Myers plays the poet and the poet’s father, a wacky Scotsman married to a lustful Scottish wife. She refers to a well-known sensationalist tabloid as “the paper,” so you know right off you are in for a nutty time. Myers plays the Scottish father, Stuart Mackenzie, way over the top, but it works. We expect that in a vehicle film. Basically, Myers could be the new Benny Hill if he wanted.
I liked the San Francisco locations. For the record, North Beach in San Francisco, where I live, does not host a succession of huge poetry houses where the clientele delivers lines of poetry to a young and beautiful crowd. Occasionally, a very small coffee house hosts poetry nights, which draw quite well. I just found out that “Meats of the World” where the Travis character worked — is the former Prudente Deli on Grant Avenue. I used to buy my sandwiches there. Now, it’s call North Beach Pizza.

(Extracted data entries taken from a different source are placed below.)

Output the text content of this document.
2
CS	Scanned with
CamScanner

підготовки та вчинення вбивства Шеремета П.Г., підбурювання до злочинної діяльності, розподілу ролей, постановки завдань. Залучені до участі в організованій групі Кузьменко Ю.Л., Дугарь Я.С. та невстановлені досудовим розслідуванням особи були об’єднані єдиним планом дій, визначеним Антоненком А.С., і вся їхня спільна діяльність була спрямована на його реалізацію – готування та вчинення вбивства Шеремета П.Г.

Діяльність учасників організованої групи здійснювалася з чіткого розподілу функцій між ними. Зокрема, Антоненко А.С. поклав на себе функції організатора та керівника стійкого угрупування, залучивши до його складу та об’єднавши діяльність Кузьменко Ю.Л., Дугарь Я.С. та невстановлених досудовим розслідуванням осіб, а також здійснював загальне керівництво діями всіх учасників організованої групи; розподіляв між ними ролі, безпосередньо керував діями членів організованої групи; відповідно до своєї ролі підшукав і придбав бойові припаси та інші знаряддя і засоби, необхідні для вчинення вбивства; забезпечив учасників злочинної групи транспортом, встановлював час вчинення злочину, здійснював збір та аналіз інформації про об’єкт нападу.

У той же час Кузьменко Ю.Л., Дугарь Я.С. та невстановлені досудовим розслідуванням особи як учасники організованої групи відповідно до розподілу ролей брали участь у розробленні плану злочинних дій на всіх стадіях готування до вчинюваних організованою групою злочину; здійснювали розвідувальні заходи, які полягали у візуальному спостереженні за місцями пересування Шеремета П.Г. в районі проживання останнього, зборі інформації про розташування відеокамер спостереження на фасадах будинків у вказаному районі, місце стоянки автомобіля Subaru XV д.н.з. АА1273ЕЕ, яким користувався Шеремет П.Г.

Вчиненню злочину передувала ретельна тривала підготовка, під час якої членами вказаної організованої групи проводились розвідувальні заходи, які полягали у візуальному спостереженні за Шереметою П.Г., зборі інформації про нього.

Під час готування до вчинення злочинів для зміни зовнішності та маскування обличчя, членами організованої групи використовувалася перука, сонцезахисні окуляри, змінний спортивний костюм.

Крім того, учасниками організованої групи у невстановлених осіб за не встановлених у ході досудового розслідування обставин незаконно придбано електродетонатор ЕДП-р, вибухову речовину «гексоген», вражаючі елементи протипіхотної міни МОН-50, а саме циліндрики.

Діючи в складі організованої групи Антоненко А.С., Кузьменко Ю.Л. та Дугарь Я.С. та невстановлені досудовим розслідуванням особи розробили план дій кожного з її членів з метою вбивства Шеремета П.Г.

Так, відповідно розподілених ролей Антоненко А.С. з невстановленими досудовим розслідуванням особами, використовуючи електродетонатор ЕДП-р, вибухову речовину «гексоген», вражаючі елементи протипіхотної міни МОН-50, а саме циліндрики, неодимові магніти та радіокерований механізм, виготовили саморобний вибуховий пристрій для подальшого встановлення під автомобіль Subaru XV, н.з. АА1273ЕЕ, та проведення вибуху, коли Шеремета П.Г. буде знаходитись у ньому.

Hollywood mixes things up. On the Hollywood map of San Francisco, neighborhoods that aren’t remotely close end up half a block from each other. In Edtv, from 1999, Matthew McConaughey leaves a video store in North Beach, takes a few steps, and enters the Castro Theater. That can’t happen in reality because the Castro Theater is almost five miles (eight kilometers) away.